Last week I didn’t post anything. Here’s why: I asked my younger daughter, who was celebrating her birthday, if I could write about her. She’s an adult, so I wanted to get her permission, and she gave it. However, when I told her I was proud of her accomplishments, she stumped me by saying, “You’re proud that I’m a year older?”
I realize now that I misspoke. It’s not pride, but nakhes, which translates to pleasure or satisfaction. I’m so pleased that she is an independent, kind, resilient and smart adult.
This week she completed her coursework for her B.A. in English Literature with a minor in Women’s, Gender, and Sexuality Studies. During her third year, she started a project to address her frustration at having to take several literature courses in which the syllabus was filled with dead white men. Her blog, The Crooked Canon, is a rich resource for bringing diversity to the literary canon.
Next week she will graduate. She has applied to graduate programs so she can earn a Masters in Library and Information Sciences and work as a school librarian. In the afterschool program where she now works, she started a book club with the elementary school students. They read and discuss chapter books she loved as a child, and she encourages them to take turns reading aloud.

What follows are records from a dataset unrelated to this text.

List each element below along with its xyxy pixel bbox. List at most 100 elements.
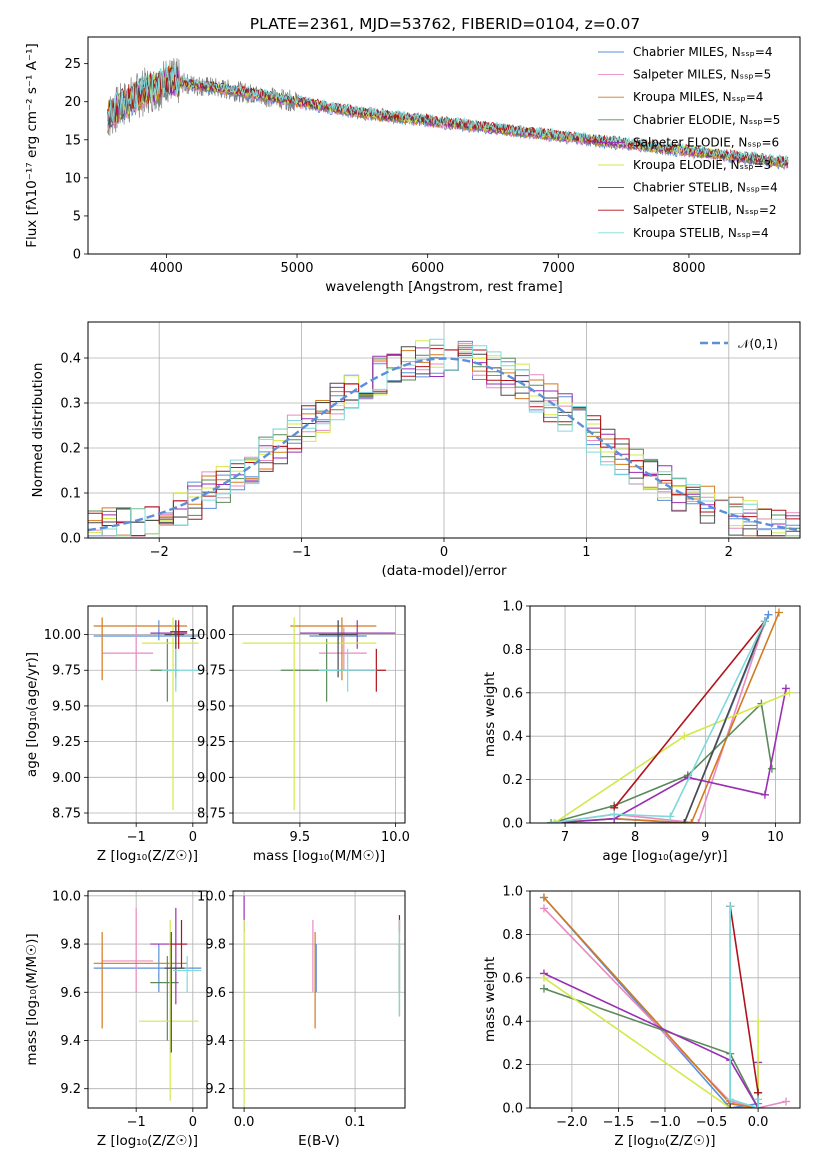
point-marker — [760, 790, 769, 799]
weight-vs-Z-panel: −2.0 −1.5 −1.0 −0.5 0.0 0.0 0.2 0.4 0.6 0.8 1.0 Z [… — [482, 885, 801, 1149]
y-tick-label: 0.2 — [502, 1058, 523, 1073]
mass-vs-Z-panel: −1 0 9.2 9.4 9.6 9.8 10.0 Z [log₁₀(Z/Z☉)] mass [… — [24, 889, 208, 1149]
series-chabrier-elodie — [547, 699, 776, 823]
y-tick-label: 1.0 — [502, 600, 523, 615]
age-vs-mass-plot — [233, 606, 405, 823]
errorbar-chabrier-miles — [93, 944, 202, 993]
y-axis-label: mass weight — [482, 672, 498, 757]
errorbar-kroupa-stelib — [161, 648, 202, 692]
y-tick-label: 0.4 — [502, 730, 523, 745]
point-marker — [781, 684, 790, 693]
y-tick-label: 0.6 — [502, 971, 523, 986]
y-tick-label: 10.00 — [189, 628, 226, 643]
mass-vs-Z-plot — [88, 891, 207, 1108]
y-tick-label: 9.4 — [60, 1034, 81, 1049]
y-tick-label: 9.00 — [197, 771, 226, 786]
series-line — [550, 701, 773, 823]
legend-entry-kroupa-elodie: Kroupa ELODIE, Nₛₛₚ=3 — [633, 158, 771, 172]
y-tick-label: 20 — [64, 95, 81, 110]
y-tick-label: 9.6 — [205, 986, 226, 1001]
x-tick-label: −2 — [150, 545, 169, 560]
x-tick-label: 10 — [767, 830, 784, 845]
y-tick-label: 0.8 — [502, 643, 523, 658]
series-line — [543, 972, 759, 1108]
x-tick-label: 8 — [631, 830, 639, 845]
series-salpeter-elodie — [550, 684, 790, 823]
x-axis-label: Z [log₁₀(Z/Z☉)] — [614, 1133, 715, 1149]
age-vs-Z-errorbars — [93, 617, 202, 811]
x-tick-label: 5000 — [280, 261, 313, 276]
y-tick-label: 10.0 — [197, 889, 226, 904]
errorbar-chabrier-elodie — [150, 956, 179, 1041]
axes-frame — [87, 890, 208, 1109]
weight-vs-Z-plot — [530, 890, 800, 1109]
y-axis-label: mass weight — [482, 957, 498, 1042]
errorbar-chabrier-stelib — [319, 620, 358, 678]
series-line — [729, 906, 759, 1108]
y-tick-label: 9.25 — [197, 735, 226, 750]
y-tick-label: 9.8 — [205, 938, 226, 953]
point-marker — [666, 812, 675, 821]
axes-frame — [87, 605, 208, 824]
axes-frame — [232, 890, 406, 1109]
axes-frame — [87, 321, 801, 539]
x-tick-label: 0.1 — [345, 1115, 366, 1130]
spectrum-lines — [107, 58, 789, 171]
point-marker — [550, 819, 559, 823]
mass-vs-EBV-errorbars — [243, 895, 401, 1106]
point-marker — [687, 819, 696, 823]
spectrum-panel: 4000 5000 6000 7000 8000 0 5 10 15 20 25 wavelength… — [24, 36, 801, 295]
series-line — [543, 987, 759, 1108]
x-tick-label: 0.0 — [234, 1115, 255, 1130]
x-tick-label: 1 — [582, 545, 590, 560]
axes-frame — [232, 605, 406, 824]
x-tick-label: 6000 — [411, 261, 444, 276]
residual-histograms — [88, 338, 800, 537]
series-salpeter-elodie — [539, 969, 763, 1108]
point-marker — [539, 973, 548, 982]
point-marker — [754, 1104, 763, 1108]
point-marker — [774, 608, 783, 617]
y-tick-label: 0.0 — [502, 1102, 523, 1117]
y-tick-label: 9.50 — [52, 699, 81, 714]
series-kroupa-elodie — [550, 688, 794, 823]
series-line — [613, 620, 766, 809]
axes-frame — [529, 890, 801, 1109]
y-tick-label: 0.3 — [60, 397, 81, 412]
series-chabrier-miles — [547, 610, 773, 823]
x-tick-label: −1 — [127, 1115, 146, 1130]
y-tick-label: 0.1 — [60, 487, 81, 502]
x-axis-label: (data-model)/error — [381, 563, 507, 579]
errorbar-kroupa-elodie — [242, 617, 377, 811]
point-marker — [547, 819, 556, 823]
errorbar-salpeter-miles — [102, 907, 154, 993]
series-chabrier-miles — [539, 893, 763, 1108]
series-line — [543, 896, 759, 1108]
y-tick-label: 9.75 — [197, 664, 226, 679]
legend-entry-chabrier-stelib: Chabrier STELIB, Nₛₛₚ=4 — [633, 181, 778, 195]
series-line — [554, 692, 790, 823]
series-salpeter-stelib — [610, 617, 769, 812]
age-vs-Z-panel: −1 0 8.75 9.00 9.25 9.50 9.75 10.00 Z [log₁₀(Z/Z… — [24, 605, 208, 864]
errorbar-salpeter-stelib — [170, 620, 188, 649]
figure-title: PLATE=2361, MJD=53762, FIBERID=0104, z=0… — [250, 15, 640, 33]
errorbar-kroupa-miles — [93, 931, 188, 1029]
x-tick-label: 9.5 — [290, 830, 311, 845]
mass-vs-EBV-panel: 0.0 0.1 9.2 9.4 9.6 9.8 10.0 E(B-V) — [197, 889, 406, 1149]
errorbar-chabrier-miles — [93, 620, 199, 641]
y-tick-label: 0 — [73, 248, 81, 263]
histogram-kroupa-stelib — [88, 338, 800, 537]
x-tick-label: −1 — [292, 545, 311, 560]
weight-vs-Z-lines — [539, 893, 791, 1108]
age-vs-mass-errorbars — [242, 617, 396, 811]
x-tick-label: −2.0 — [556, 1115, 588, 1130]
y-axis-label: Flux [fλ10⁻¹⁷ erg cm⁻² s⁻¹ A⁻¹] — [24, 43, 40, 248]
residuals-plot — [88, 322, 800, 539]
axes-frame — [529, 605, 801, 824]
errorbar-salpeter-miles — [102, 627, 154, 671]
y-tick-label: 9.2 — [205, 1082, 226, 1097]
series-line — [551, 620, 766, 823]
y-tick-label: 9.75 — [52, 664, 81, 679]
point-marker — [764, 610, 773, 619]
histogram-salpeter-elodie — [88, 347, 800, 537]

In Yiddish, the expression nakhes fun kinder, literally, joy from children, means the joy or pleasure a parent experiences from being a parent. Now that my children are adults, I have a deeper understanding of this expression. My heart feels like it will burst, unable to contain the joy, when they call to chat; ask me to read something they’ve written; offer me feedback on my work; recommend a book or podcast or Netflix series; report they’ve spoken to each other or met each other for lunch. They are adults that I enjoy spending time with, even when they’ve come home to hang out with each other. Especially when they come home to hang out with each other.

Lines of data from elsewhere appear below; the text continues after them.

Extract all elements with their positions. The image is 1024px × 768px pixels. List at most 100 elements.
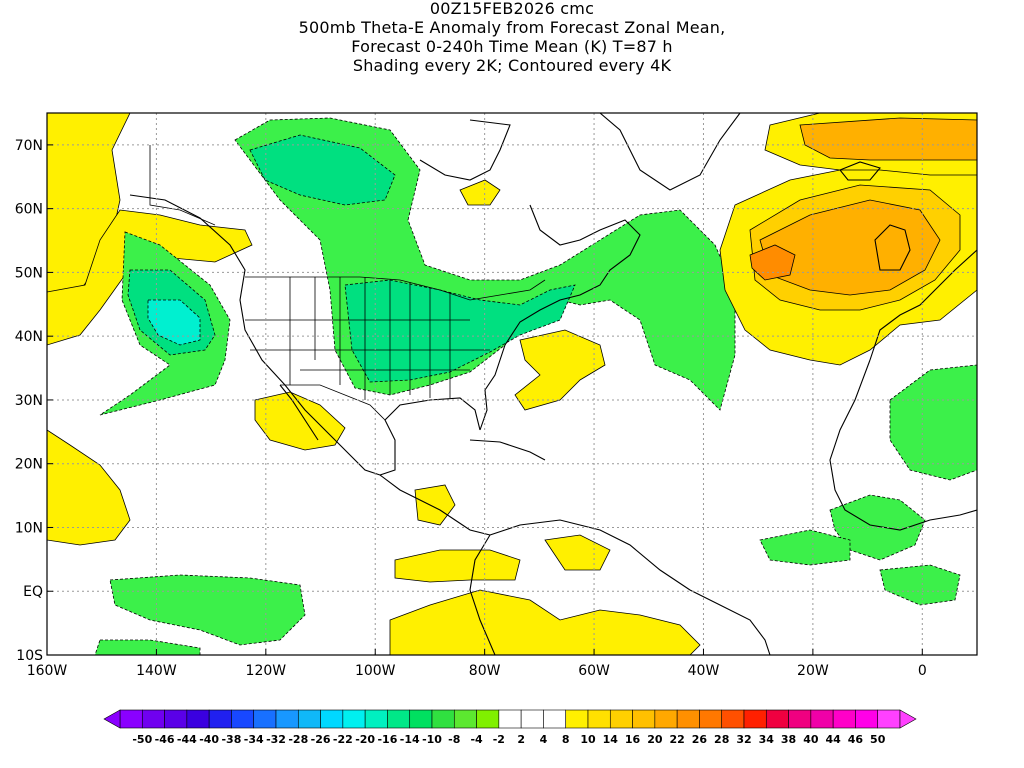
anomaly-region-yellow-caribbean xyxy=(394,549,521,583)
colorbar-label: 50 xyxy=(870,733,886,746)
lon-tick-label: 160W xyxy=(27,663,68,679)
colorbar-label: -46 xyxy=(155,733,175,746)
lat-tick-label: 30N xyxy=(15,393,43,409)
border-us-canada xyxy=(245,276,546,301)
colorbar-label: 26 xyxy=(692,733,708,746)
anomaly-region-orange-europe xyxy=(749,244,796,281)
colorbar-swatch xyxy=(676,709,700,729)
colorbar-swatch xyxy=(275,709,299,729)
colorbar-swatch xyxy=(409,709,433,729)
lat-tick-label: EQ xyxy=(23,584,43,600)
lon-tick-label: 40W xyxy=(688,663,720,679)
lat-tick-label: 10S xyxy=(16,648,43,664)
colorbar-label: 2 xyxy=(517,733,525,746)
colorbar-swatch xyxy=(208,709,232,729)
colorbar-swatch xyxy=(297,709,321,729)
colorbar-swatch xyxy=(543,709,567,729)
colorbar-label: -14 xyxy=(400,733,420,746)
colorbar-label: -34 xyxy=(244,733,264,746)
colorbar-label: -20 xyxy=(355,733,375,746)
colorbar-label: 20 xyxy=(647,733,663,746)
colorbar-swatch xyxy=(364,709,388,729)
colorbar-label: 14 xyxy=(603,733,619,746)
colorbar-swatch xyxy=(431,709,455,729)
colorbar-label: 38 xyxy=(781,733,796,746)
colorbar-swatch xyxy=(632,709,656,729)
colorbar-label: 22 xyxy=(669,733,684,746)
colorbar: -50 -46 -44 -40 -38 -34 -32 -28 -26 -22 -20 -16 -14-… xyxy=(103,709,917,746)
colorbar-label: -10 xyxy=(422,733,442,746)
colorbar-swatch xyxy=(342,709,366,729)
colorbar-swatch xyxy=(141,709,165,729)
coastline-hudson-bay xyxy=(419,119,511,181)
lon-tick-label: 100W xyxy=(355,663,396,679)
anomaly-region-yellow-northeast-brazil xyxy=(544,534,611,571)
lat-tick-label: 10N xyxy=(15,520,43,536)
colorbar-label: -16 xyxy=(377,733,397,746)
colorbar-swatch xyxy=(320,709,344,729)
coastline-central-america xyxy=(379,474,491,536)
colorbar-label: 4 xyxy=(540,733,548,746)
anomaly-region-green-south-pacific xyxy=(94,639,201,655)
colorbar-swatch xyxy=(476,709,500,729)
colorbar-label: 34 xyxy=(759,733,775,746)
colorbar-swatch xyxy=(253,709,277,729)
colorbar-swatch xyxy=(164,709,188,729)
colorbar-swatch xyxy=(654,709,678,729)
anomaly-region-yellow-great-lakes xyxy=(459,179,501,206)
colorbar-swatch xyxy=(765,709,789,729)
map-title-line3: Forecast 0-240h Time Mean (K) T=87 h xyxy=(351,37,673,56)
colorbar-label: 28 xyxy=(714,733,729,746)
colorbar-swatch xyxy=(119,709,143,729)
colorbar-label: -28 xyxy=(288,733,308,746)
colorbar-label: -38 xyxy=(221,733,241,746)
lat-tick-label: 60N xyxy=(15,202,43,218)
anomaly-region-cyan-pacific xyxy=(147,299,201,346)
coastline-greenland xyxy=(599,113,741,191)
colorbar-swatch xyxy=(743,709,767,729)
colorbar-label: -32 xyxy=(266,733,286,746)
colorbar-swatch xyxy=(231,709,255,729)
coastline-africa xyxy=(829,359,977,531)
coastline-south-america xyxy=(489,519,771,655)
coastline-europe xyxy=(869,249,977,361)
colorbar-label: -50 xyxy=(132,733,152,746)
colorbar-left-arrow xyxy=(103,709,121,729)
colorbar-swatch xyxy=(387,709,411,729)
lat-tick-label: 70N xyxy=(15,138,43,154)
plot-frame xyxy=(46,112,978,656)
border-alaska-canada xyxy=(149,145,216,226)
longitude-axis: 160W 140W 120W 100W 80W 60W 40W 20W 0 xyxy=(27,649,927,679)
colorbar-swatch xyxy=(721,709,745,729)
latitude-axis: 10S EQ 10N 20N 30N 40N 50N 60N 70N xyxy=(15,138,53,664)
coastline-north-america-west xyxy=(129,194,381,476)
coastlines xyxy=(129,113,977,655)
colorbar-swatch xyxy=(855,709,879,729)
colorbar-label: 46 xyxy=(848,733,864,746)
anomaly-region-green-africa xyxy=(889,364,977,481)
lat-tick-label: 40N xyxy=(15,329,43,345)
map-title-line1: 00Z15FEB2026 cmc xyxy=(429,0,595,18)
map-title-line2: 500mb Theta-E Anomaly from Forecast Zona… xyxy=(298,18,726,37)
anomaly-region-orange-light-europe xyxy=(759,199,941,296)
lat-tick-label: 20N xyxy=(15,457,43,473)
anomaly-region-green-canada-strong xyxy=(249,134,396,206)
colorbar-label: -44 xyxy=(177,733,197,746)
political-borders xyxy=(149,145,546,421)
anomaly-region-yellow-south-america xyxy=(389,589,701,655)
coastline-iceland xyxy=(839,161,881,181)
anomaly-region-yellow-atlantic xyxy=(514,329,606,411)
lon-tick-label: 80W xyxy=(469,663,501,679)
colorbar-swatch xyxy=(453,709,477,729)
anomaly-region-yellow-mexico xyxy=(254,391,346,451)
lon-tick-label: 120W xyxy=(246,663,287,679)
colorbar-label: -4 xyxy=(470,733,483,746)
colorbar-label: -22 xyxy=(333,733,353,746)
lat-tick-label: 50N xyxy=(15,265,43,281)
colorbar-swatch xyxy=(609,709,633,729)
colorbar-swatch xyxy=(788,709,812,729)
colorbar-swatch xyxy=(810,709,834,729)
colorbar-label: -2 xyxy=(493,733,505,746)
anomaly-region-yellow-gulf-alaska xyxy=(47,209,253,346)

Believe me: it’s not, heaven forbid, that their father and I take credit for their achieving adulthood.
We know we made mistakes, and we recognize they are wonderful despite our parental failures. We did our best, tried to be our best selves.
The nakhes, the joy I describe, comes not from being parents of children, but from being parents of adults.
I don’t know how to say that in Yiddish. I’ll have to ask my dad.